With spot instances, you can lower your cloud costs by up to 90%. The catch? Your CSP can terminate the instance almost abruptly if the capacity is needed elsewhere or if the spot price exceeds the amount you bid. Naturally, this makes spot instances a bit tricky to work with. This is especially true for peak shopping seasons like Black Friday or Amazon Prime Day when many businesses scale out their systems, and the available capacity in certain zones and regions can fluctuate drastically. The spot pricing may even rise above on-demand instance pricing, and before you know it, your cloud bill could surpass the budget you estimated.
Keeping track of available spot instances, their fluctuating prices, and comparing them with on-demand instance pricing can become complicated, especially in multi-cloud setups where you're dealing with several CSPs. Without vigilance, spot instances can lead to skyrocketing cloud spend and costly interruptions in business operations. As such, you need meticulous planning and a touch of automation to optimize the use of spot instances and keep them from turning into CloudOps’ worst nightmare.
Interruptions are inevitable with spot instances. Typically, CSPs can pull the plug on spot instances with as little as a 30 second notice. That’s just a fraction of the time it takes to set up a new on-demand instance, let alone finding the next available spot instance manually. The only way to prepare for the unpredictability of spot instance availability and pricing is to have an automated mechanism in place to switch from spot instances to on-demand instances or other available spot instances as needed.

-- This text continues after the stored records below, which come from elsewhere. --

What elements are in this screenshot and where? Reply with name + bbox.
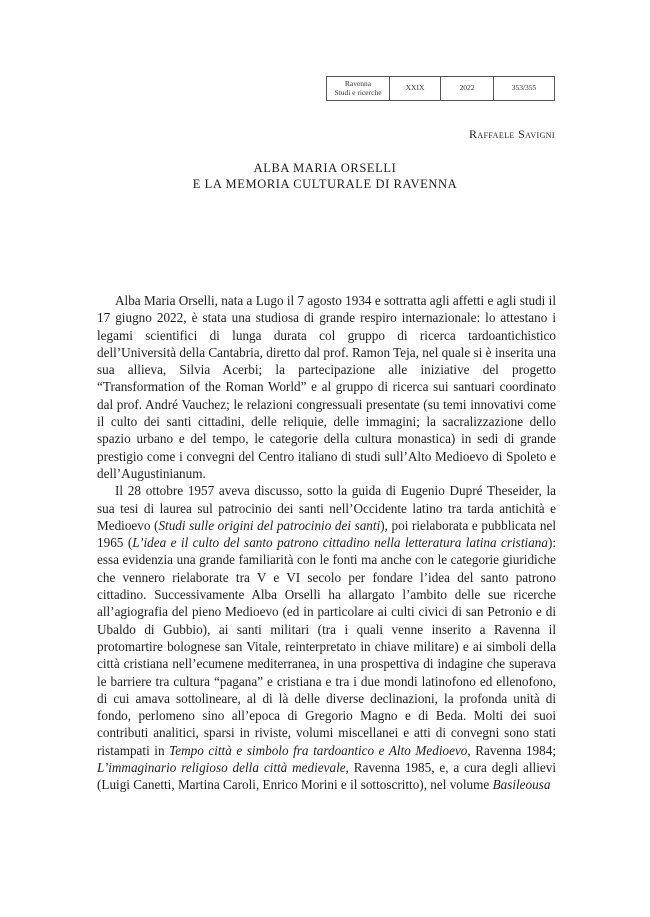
p2-italic-4: L’immaginario religioso della città medievale xyxy=(97,760,346,776)
journal-name-line2: Studi e ricerche xyxy=(334,87,382,97)
journal-name-line1: Ravenna xyxy=(344,79,372,88)
journal-volume: XXIX xyxy=(390,77,441,100)
p2-text-5: , Ravenna 1985, e, a cura degli allievi (Luigi Canetti, Martina Caroli, Enrico Morini e il sottoscritto), nel volume xyxy=(97,760,556,793)
p2-italic-1: Studi sulle origini del patrocinio dei santi xyxy=(158,517,381,533)
p2-text-2: ), poi rielaborata e pubblicata nel 1965 ( xyxy=(97,517,556,551)
title-line-2: E LA MEMORIA CULTURALE DI RAVENNA xyxy=(192,177,458,191)
title-line-1: ALBA MARIA ORSELLI xyxy=(253,161,397,175)
journal-citation-box xyxy=(326,76,555,101)
article-title xyxy=(0,160,650,192)
journal-year: 2022 xyxy=(441,77,494,100)
paragraph-2 xyxy=(97,482,556,793)
journal-name-cell xyxy=(327,77,390,100)
article-body xyxy=(97,292,556,794)
p2-italic-5: Basileousa xyxy=(492,777,551,793)
p2-text-4: , Ravenna 1984; xyxy=(467,742,556,758)
p2-italic-2: L’idea e il culto del santo patrono cittadino nella letteratura latina cristiana xyxy=(132,535,548,551)
paragraph-1: Alba Maria Orselli, nata a Lugo il 7 agosto 1934 e sottratta agli affetti e agli studi il 17 giugno 2022, è stata una studiosa di grande respiro internazionale: lo attestano i legami scientifici di lunga durata col gruppo di ricerca tardoantichistico dell’Università della Cantabria, diretto dal prof. Ramon Teja, nel quale si è inserita una sua allieva, Silvia Acerbi; la partecipazione alle iniziative del progetto “Transformation of the Roman World” e al gruppo di ricerca sui santuari coordinato dal prof. André Vauchez; le relazioni congressuali presentate (su temi innovativi come il culto dei santi cittadini, delle reliquie, delle immagini; la sacralizzazione dello spazio urbano e del tempo, le categorie della cultura monastica) in sedi di grande prestigio come i convegni del Centro italiano di studi sull’Alto Medioevo di Spoleto e dell’Augustinianum. xyxy=(97,293,556,481)
article-author: Raffaele Savigni xyxy=(468,127,555,141)
p2-italic-3: Tempo città e simbolo fra tardoantico e Alto Medioevo xyxy=(169,742,468,758)
journal-pages: 353/355 xyxy=(511,83,537,93)
p2-text-1: Il 28 ottobre 1957 aveva discusso, sotto la guida di Eugenio Dupré Theseider, la sua tesi di laurea sul patrocinio dei santi nell’Occidente latino tra tarda antichità e Medioevo ( xyxy=(97,483,556,533)
p2-text-3: ): essa evidenzia una grande familiarità con le fonti ma anche con le categorie giuridiche che vennero rielaborate tra V e VI secolo per fondare l’idea del santo patrono cittadino. Successivamente Alba Orselli ha allargato l’ambito delle sue ricerche all’agiografia del pieno Medioevo (ed in particolare ai culti civici di san Petronio e di Ubaldo di Gubbio), ai santi militari (tra i quali venne inserito a Ravenna il protomartire bolognese san Vitale, reinterpretato in chiave militare) e ai simboli della città cristiana nell’ecumene mediterranea, in una prospettiva di indagine che superava le barriere tra cultura “pagana” e cristiana e tra i due mondi latinofono ed ellenofono, di cui amava sottolineare, al di là delle diverse declinazioni, la profonda unità di fondo, perlomeno sino all’epoca di Gregorio Magno e di Beda. Molti dei suoi contributi analitici, sparsi in riviste, volumi miscellanei e atti di convegni sono stati ristampati in xyxy=(97,535,556,758)
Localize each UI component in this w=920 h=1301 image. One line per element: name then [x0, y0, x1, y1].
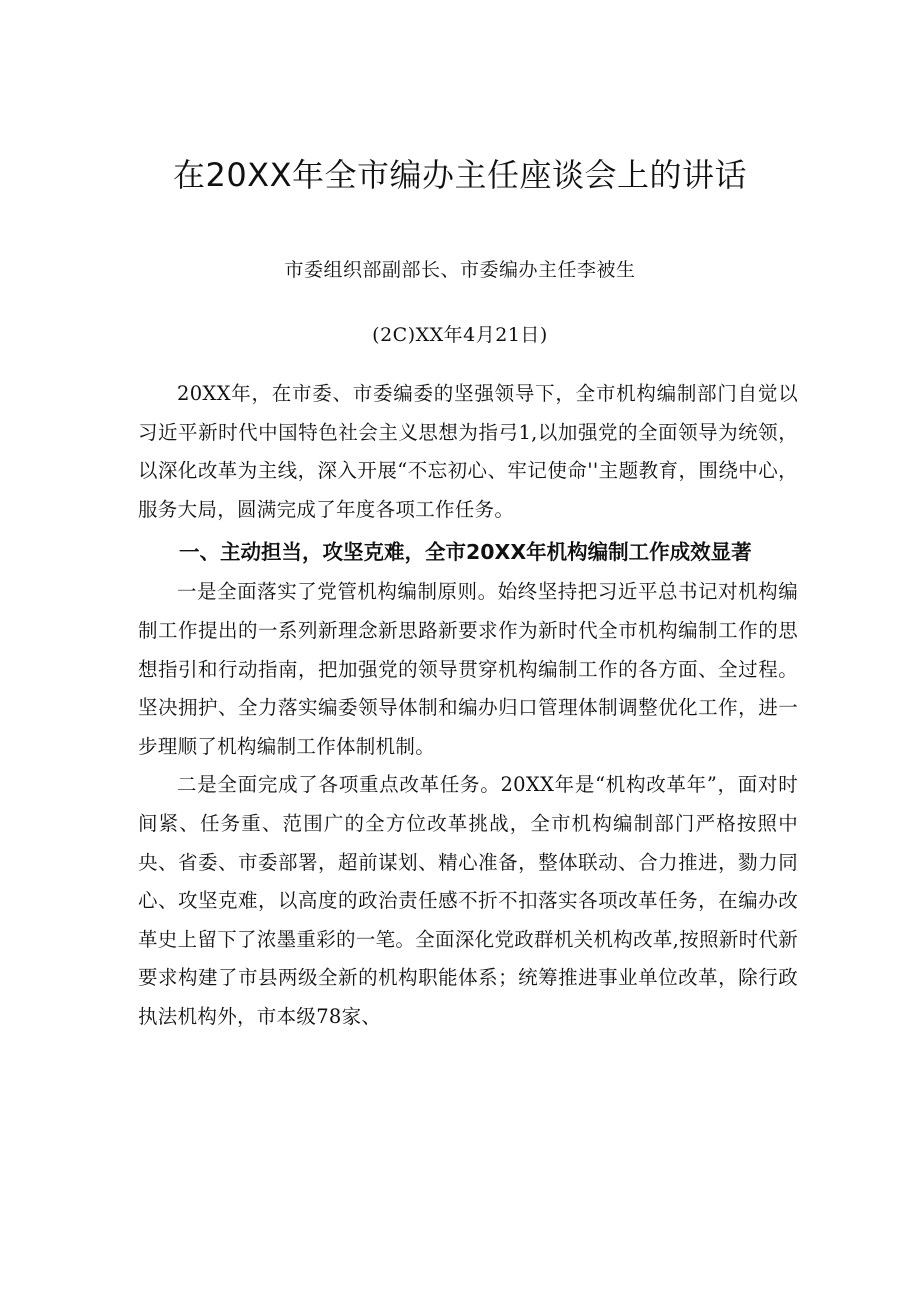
document-body [138, 375, 798, 1037]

Automation can allow you to choose how much of your workload runs on spot instances and configure fall back mechanisms for switching to on-demand instances when spot instances become too expensive or unavailable. You can use cloud provider auto-scaling tools and features like AWS Rebalance events to manage workloads in clusters across a pre-specified mix of uninterruptible standard instances and spot instances. However, cloud-specific tools do not work across all clouds in a multi-cloud set up, leading to sub-optimal utilization of spot instances across all clouds. It’s better to opt for a cloud-agnostic tool for managing your spot instance strategy across all CSPs.
The emma platform is a no-code multi-cloud management application that centralizes management and cost optimization across multiple clouds. You get a single wizard for finding the least expensive spot instances in any region across all integrated clouds. Simply choose your preferred location for deployment along with the required VM specifications, and the emma platform will display the cheapest available options from all major CSPs — no coding required.
Even a second of downtime during the high-stakes Black Friday sale can have your customers turn to your competitors. Still, you don’t have to break the bank trying to manage the infrastructure side of Black Friday. Spot instances are cheap, and with the emma platform’s click-and-go model, finding the right ones is easy. So, while you plan your Black Friday offers and discounts, also tap into the emma platform to orchestrate your spot instance strategy for high availability and optimal cost savings.